“It is all that is left of the language spoken in paradise,” said Harley.

“In the dialogue between Eve and the serpent,—yes,” quoth the incorrigible sage. “But who comes here?—our friend Leonard.”

Leonard now entered the room; but Harley could scarcely greet him, before he was interrupted by the count. “Milord,” said Peschiera, beckoning him aside, “I have fulfilled my promise, and I will now leave your roof. Baron Levy returns to London, and offers me a seat in his carriage, which is already, I believe, at your door. The duke and his daughter will readily forgive me if I do not ceremoniously bid them farewell. In our altered positions, it does not become me too intrusively to claim kindred; it became me only to remove, as I trust I have done, a barrier against the claim. If you approve my conduct, you will state your own opinion to the duke.” With a profound salutation the count turned to depart; nor did Harley attempt to stay him, but attended him down the stairs with polite formality.

“Remember only, my Lord, that I solicit nothing. I may allow myself to accept,—voilia tout.” He bowed again, with the inimitable grace of the old regime, and stepped into the baron’s travelling carriage.

Levy, who had lingered behind, paused to accost L’Estrange. “Your Lordship will explain to Mr. Egerton how his adopted son deserved his esteem, and repaid his kindness. For the rest, though you have bought up the more pressing and immediate demands on Mr. Egerton, I fear that even your fortune will not enable you to clear those liabilities which will leave him, perhaps, a pauper!”

“Baron Levy,” said Harley, abruptly, “if I have forgiven Mr. Egerton, cannot you too forgive? Me he has wronged; you have wronged him, and more foully.”

“No, my Lord, I cannot forgive him. You he has never humiliated, you he has never employed for his wants, and scorned as his companion. You have never known what it is to start in life with one whose fortunes were equal to your own, whose talents were not superior. Look you, Lord L’Estrange, in spite of this difference between me and Egerton, that he has squandered the wealth that he gained without effort, while I have converted the follies of others into my own ample revenues, the spendthrift in his penury has the respect and position which millions cannot bestow upon me. You would say that I am an usurer, and he is a statesman. But do you know what I should have been, had I not been born the natural son of a peer? Can you guess what I should have been if Nora Avenel had been my wife? The blot on my birth, and the blight on my youth, and the knowledge that he who was rising every year into the rank which entitled him to reject me as a guest at his table—he whom the world called the model of a gentleman—was a coward and a liar to the friend of his youth,—all this made me look on the world with contempt; and, despising Audley Egerton, I yet hated him and envied. You, whom he wronged, stretch your hand as before to the great statesman; from my touch you would shrink as pollution. My Lord, you may forgive him whom you love and pity; I cannot forgive him whom I scorn and envy. Pardon my prolixity. I now quit your house.” The baron moved a step, then, turning back, said with a withering sneer,—

“But you will tell Mr. Egerton how I helped to expose the son he adopted! I thought of the childless man when your Lordship imagined I was but in fear of your threats. Ha! ha! that will sting.”
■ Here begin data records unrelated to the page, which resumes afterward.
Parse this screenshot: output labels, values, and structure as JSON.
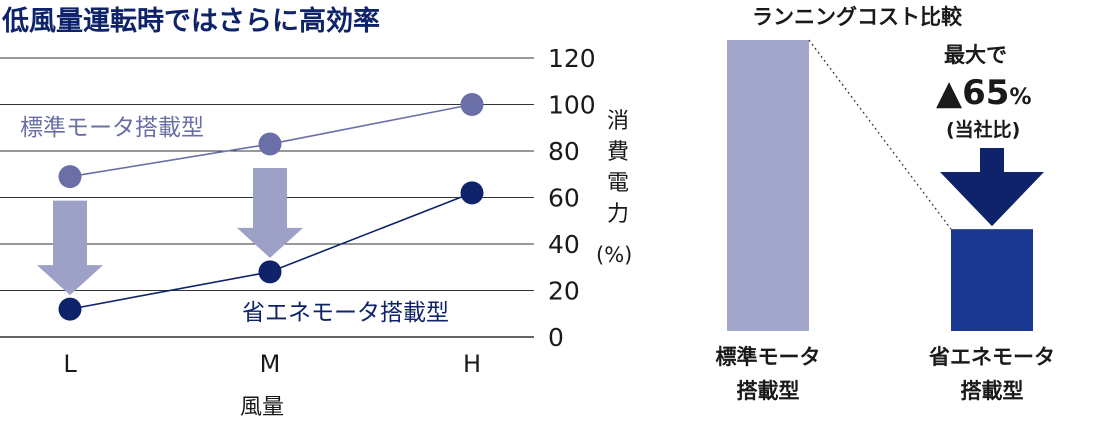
{
  "line_chart": {
    "title": "低風量運転時ではさらに高効率",
    "xlabel": "風量",
    "ylabel": "消費電力",
    "ylabel_unit": "(%)",
    "standard_label": "標準モータ搭載型",
    "eco_label": "省エネモータ搭載型"
  },
  "bar_chart": {
    "title": "ランニングコスト比較",
    "annotation_line1": "最大で",
    "annotation_value": "▲65",
    "annotation_unit": "%",
    "annotation_line3": "(当社比)",
    "bar1_label_line1": "標準モータ",
    "bar1_label_line2": "搭載型",
    "bar2_label_line1": "省エネモータ",
    "bar2_label_line2": "搭載型"
  },
  "colors": {
    "standard": "#6b6fa8",
    "eco": "#0e2369",
    "arrow": "#9da1c8",
    "bar_standard": "#a3a7cc",
    "bar_eco": "#1a3891",
    "grid": "#333333"
  },
  "chart_data": [
    {
      "type": "line",
      "title": "低風量運転時ではさらに高効率",
      "xlabel": "風量",
      "ylabel": "消費電力 (%)",
      "categories": [
        "L",
        "M",
        "H"
      ],
      "ylim": [
        0,
        120
      ],
      "yticks": [
        0,
        20,
        40,
        60,
        80,
        100,
        120
      ],
      "grid": true,
      "series": [
        {
          "name": "標準モータ搭載型",
          "values": [
            69,
            83,
            100
          ]
        },
        {
          "name": "省エネモータ搭載型",
          "values": [
            12,
            28,
            62
          ]
        }
      ]
    },
    {
      "type": "bar",
      "title": "ランニングコスト比較",
      "categories": [
        "標準モータ搭載型",
        "省エネモータ搭載型"
      ],
      "values": [
        100,
        35
      ],
      "annotation": "最大で▲65%(当社比)"
    }
  ]
}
The baron gnashed his teeth as, hastily entering the carriage, he drew down the blinds. The post-boys cracked their whips, and the wheels rolled away.

“Who can judge,” thought Harley, “through what modes retribution comes home to the breast? That man is chastised in his wealth, ever gnawed by desire for what his wealth cannot buy!” He roused himself, cleared his brow, as from a thought that darkened and troubled; and, entering the saloon, laid his hand upon Leonard’s shoulder, and looked, rejoicing, into the poet’s mild, honest, lustrous eyes. “Leonard,” said he, gently, “your hour is come at last.”